Wien, eine Stadt mit Schmäh

Die Einwohnerzahl von Wien steigt jedes Jahr um 30.000 Menschen an. Jeder, der hier sein sein Auskommen sucht, zählt zu den Glücklichen, sagen Umfragen. Was ist es, das Wien so besonders macht und der Hauptstadt Österreichs den Titel der lebenswertesten Stadt auf der ganzen Welt eingebracht hat? Selbst der „Economist“ ein führendes britisches Wochenblatt mit den Schwerpunkten Politik und Wirtschaft hat diese Position bestätigt.

Einer der Gründe für Wiens Anziehungskraft ist die Sauberkeit. Im Wiener Stadtgebiet sind mehr als 1000 Straßenfeger im Einsatz und halten Parks, Wege und öffentliche Plätze pieksauber. Für die über 123 Millionen Zigarettenkippen, die jährlich auf den Wiener Straßen entsorgt werden, stehen Unmengen von Aschenbechern und Abfallbehältern bereit. 450 sogenannte Waste-Watcher haben Müllsünder im gestrengen Auge und können Bußgelder von 50 Euro verhängen oder die Delinquenten sogar anzeigen.

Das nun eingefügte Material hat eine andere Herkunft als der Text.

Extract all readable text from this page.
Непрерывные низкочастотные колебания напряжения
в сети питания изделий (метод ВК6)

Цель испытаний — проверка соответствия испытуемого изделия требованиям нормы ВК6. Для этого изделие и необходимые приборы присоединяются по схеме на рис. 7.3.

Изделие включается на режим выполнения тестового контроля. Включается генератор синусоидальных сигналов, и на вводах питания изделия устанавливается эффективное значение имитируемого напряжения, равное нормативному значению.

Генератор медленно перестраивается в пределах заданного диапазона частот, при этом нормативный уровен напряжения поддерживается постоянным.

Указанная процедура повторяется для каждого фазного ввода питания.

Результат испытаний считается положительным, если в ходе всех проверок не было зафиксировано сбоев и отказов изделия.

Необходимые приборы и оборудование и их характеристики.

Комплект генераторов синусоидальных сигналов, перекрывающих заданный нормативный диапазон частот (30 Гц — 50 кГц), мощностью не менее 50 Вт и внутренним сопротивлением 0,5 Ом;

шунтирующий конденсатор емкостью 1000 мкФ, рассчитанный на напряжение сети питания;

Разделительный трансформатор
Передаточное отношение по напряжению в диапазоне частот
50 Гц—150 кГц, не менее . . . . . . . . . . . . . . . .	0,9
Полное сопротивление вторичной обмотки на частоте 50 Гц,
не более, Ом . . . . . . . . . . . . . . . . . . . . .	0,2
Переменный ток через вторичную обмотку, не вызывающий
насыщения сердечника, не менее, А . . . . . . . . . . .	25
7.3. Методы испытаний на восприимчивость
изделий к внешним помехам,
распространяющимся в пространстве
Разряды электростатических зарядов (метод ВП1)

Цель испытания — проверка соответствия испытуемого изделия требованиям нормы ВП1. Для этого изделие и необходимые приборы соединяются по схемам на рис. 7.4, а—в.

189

Ein zweiter Aspekt für die Beliebtheit Wiens ist die ständig sinkende Kriminalitätsrate. Diese hat bereits im zweiten Quartal 2018 den tiefsten Stand seit zehn Jahren erreicht. Insbesondere die Statistiken von Einbrüchen, Gewaltdelikten und Fahrzeugdiebstählen zeigen einen immensen Rückgang. Diese Erfolge sind zum großen Teil der Präventionsarbeit der Wiener Polizei zu verdanken. Doch auch die 7500 Polizisten, die in der Stadt überall präsent sind, sorgen für mehr Sicherheit. Für das Jahr 2019 ist es geplant, zusätzlich eine polizeiliche Reiterstaffel einzusetzen.

Die Donau, die das Stadtbild überall kennzeichnet, sorgt für eine erholsame Atmosphäre und bietet Möglichkeiten zum Wassersport. Das innerstädtische Verkehrsnetz von Wien kann mit günstigen Preisen und kurzen Taktzeiten punkten.

Dass die Wiener große Kunstfreunde sind, ist kein Geheimnis. Es gibt gleich drei Opernhäuser und eine kaum überschaubare Anzahl von Museen und Theatern. Die Wiener Staatsoper ist das Stammhaus der weltbekannten Wiener Philharmoniker. In der Wiener Neustadt finden alternative Theaterschaffende wie Paulus Manker eine Plattform.

Doch das größte Geheimnis der Wiener Lebensart sind die Kaffeehäuser. Mit einem Melange und Wiener Schmäh gibt sich der Gast hier in aller Ruhe der Zeitungslektüre hin. Wo gibt es das heutzutage noch?